Но я не спрашивал, потому что всё было в его собственных текстах. Казалось, научиться этому невозможно.

Я подражал как мог — и слогу, и походке, и даже поднятому воротнику. Вот так замечательный футболист Вадим Никонов (кстати, один из любимых героев в заметках Васильева) подражал гениальному Валентину Иванову, своему кумиру.

В ту пору Москва зачитывалась Довлатовым, вдруг открыв для себя «Чемодан», «Зону», «Заповедник». До трехтомника с рисунками Митьков было еще далеко, но крошечные сборнички уже присутствовали на всяком книжном развале.

Я глотал страницу за страницей, чувствуя — кто-то из моих знакомых очень-очень близко подошел и к этому стилю, и к юмору в самых незамысловатых сюжетах. Почти вплотную.

Сюжеты лежали под ногами — только нагнись. Кто-то и не заметит, а Васильев любой превращал в занимательный, ясный рассказ. Как и Довлатов.

Это Васильев уморительно описывал, как отправил визировать интервью Павлу Садырину, тренеру сборной. Тот ознакомился с листочками, вернул, произнеся: «Я тут одно слово исправил. Смягчил».

Уже дома Васильев разглядел исправленное. Что же там «смягчил» Павел Федорович? Жирно вымарав слово «струсил», Садырин приписал сверху «сдрейфил»...

А чем не сюжет — когда в работяге из соседнего магазина на Автозаводской узнал вдруг Павел Александрович бывшего футболиста «Динамо» и сборной СССР? Еще какой сюжет!

Вот сегодня я отыскиваю в книжке Васильева отрывок того рассказа:

«С такой же, но постоянной философской грустью в глазах смотрел на окружающий мир грузчик из магазина «Свет», что располагался по соседству. Грузчика звали Генрих Федосов. Когда-то, в другой своей жизни, он играл вместе с Яшиным».

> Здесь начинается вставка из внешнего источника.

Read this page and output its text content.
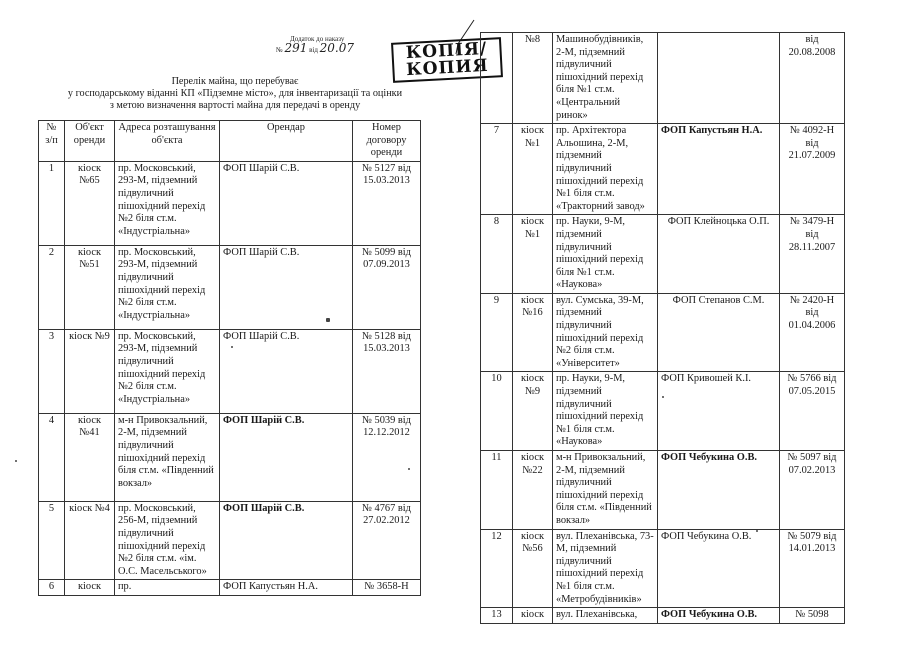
Додаток до наказу
№ 291 від 20.07	КОПІЯ/
КОПИЯ
Перелік майна, що перебуває
у господарському віданні КП «Підземне місто», для інвентаризації та оцінки
з метою визначення вартості майна для передачі в оренду
№ з/п	Об'єкт оренди	Адреса розташування об'єкта	Орендар	Номер договору оренди
1	кіоск №65	пр. Московський, 293-М, підземний підвуличний пішохідний перехід №2 біля ст.м. «Індустріальна»	ФОП Шарій С.В.	№ 5127 від 15.03.2013
2	кіоск №51	пр. Московський, 293-М, підземний підвуличний пішохідний перехід №2 біля ст.м. «Індустріальна»	ФОП Шарій С.В.	№ 5099 від 07.09.2013
3	кіоск №9	пр. Московський, 293-М, підземний підвуличний пішохідний перехід №2 біля ст.м. «Індустріальна»	ФОП Шарій С.В.	№ 5128 від 15.03.2013
4	кіоск №41	м-н Привокзальний, 2-М, підземний підвуличний пішохідний перехід біля ст.м. «Південний вокзал»	ФОП Шарій С.В.	№ 5039 від 12.12.2012
5	кіоск №4	пр. Московський, 256-М, підземний підвуличний пішохідний перехід №2 біля ст.м. «ім. О.С. Масельського»	ФОП Шарій С.В.	№ 4767 від 27.02.2012
6	кіоск	пр.	ФОП Капустьян Н.А.	№ 3658-Н
	№8	Машинобудівників, 2-М, підземний підвуличний пішохідний перехід біля №1 ст.м. «Центральний ринок»		від 20.08.2008
7	кіоск №1	пр. Архітектора Альошина, 2-М, підземний підвуличний пішохідний перехід №1 біля ст.м. «Тракторний завод»	ФОП Капустьян Н.А.	№ 4092-Н від 21.07.2009
8	кіоск №1	пр. Науки, 9-М, підземний підвуличний пішохідний перехід біля №1 ст.м. «Наукова»	ФОП Клейноцька О.П.	№ 3479-Н від 28.11.2007
9	кіоск №16	вул. Сумська, 39-М, підземний підвуличний пішохідний перехід №2 біля ст.м. «Університет»	ФОП Степанов С.М.	№ 2420-Н від 01.04.2006
10	кіоск №9	пр. Науки, 9-М, підземний підвуличний пішохідний перехід №1 біля ст.м. «Наукова»	ФОП Кривошей К.І.	№ 5766 від 07.05.2015
11	кіоск №22	м-н Привокзальний, 2-М, підземний підвуличний пішохідний перехід біля ст.м. «Південний вокзал»	ФОП Чебукина О.В.	№ 5097 від 07.02.2013
12	кіоск №56	вул. Плеханівська, 73-М, підземний підвуличний пішохідний перехід №1 біля ст.м. «Метробудівників»	ФОП Чебукина О.В.	№ 5079 від 14.01.2013
13	кіоск	вул. Плеханівська,	ФОП Чебукина О.В.	№ 5098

*             *          *          *          *

Мне казалось: вот вырастет новое поколение корреспондентов, уж там будут таланты так таланты! Перекроют и Павла Васильева, и Сергея Микулика, другого кумира 90-х, и непостижимого Дениса Горелова из «МК», не разменивавшегося в своих текстах на спорт. Мне было ужасно интересно, какими они будут, эти юниоры?

Но пришло новое поколение, за ним еще одно и еще, а лучше Васильева никто не написал. Его заметки мне нравятся всё сильнее. Пришедшие молодые могли козырять разве что знанием языков. Васильев даже вывел закономерность, сидя со мной в редакционной столовой: чем больше языков знает юнкор, тем хуже пишет на русском.

В тот момент я порадовался, что знаю только один язык и на большее не претендую. Но озвучивать не стал. В присутствии Васильева внутренний цензор вообще ожесточался. Страшно было показаться идиотом — оттого произносилось далеко не всё, о чем думалось…

Васильев так переплелся с Довлатовым в моем сознании, что даже дочку его я называл Катей. Как и Довлатовскую. Тут же, вздрогнув, поправлялся: «Оля... Как там Оля?»

Кто-то, даже моложе меня, называл его «Паша» и на «ты», но я себе такого позволить не мог. Я чувствовал: ему такое не понравилось бы. Для меня Васильев Пашей так и не стал, только — Павлом Александровичем.

Фотография из архива семьи Павла Васильева

*             *          *          *          *

Я поражался — отчего талант такого масштаба сидит в «Московской правде», газете не самой читаемой даже тогда? Но еще удивительнее было бы представить неторопливого Васильева в «Спорт-Экспрессе», с его редакционной гонкой, ощущением цейтнота даже на утренней планерке. Или в «Московском комсомольце», где корреспонденты по узенькому коридору не ходили, а бегали. В эту редакцию меня, кстати, в 90-е и взяли на службу. Правда, ненадолго.

Я открываю книжку Васильева на случайной странице и вдруг натыкаюсь на подтверждение собственным соображениям.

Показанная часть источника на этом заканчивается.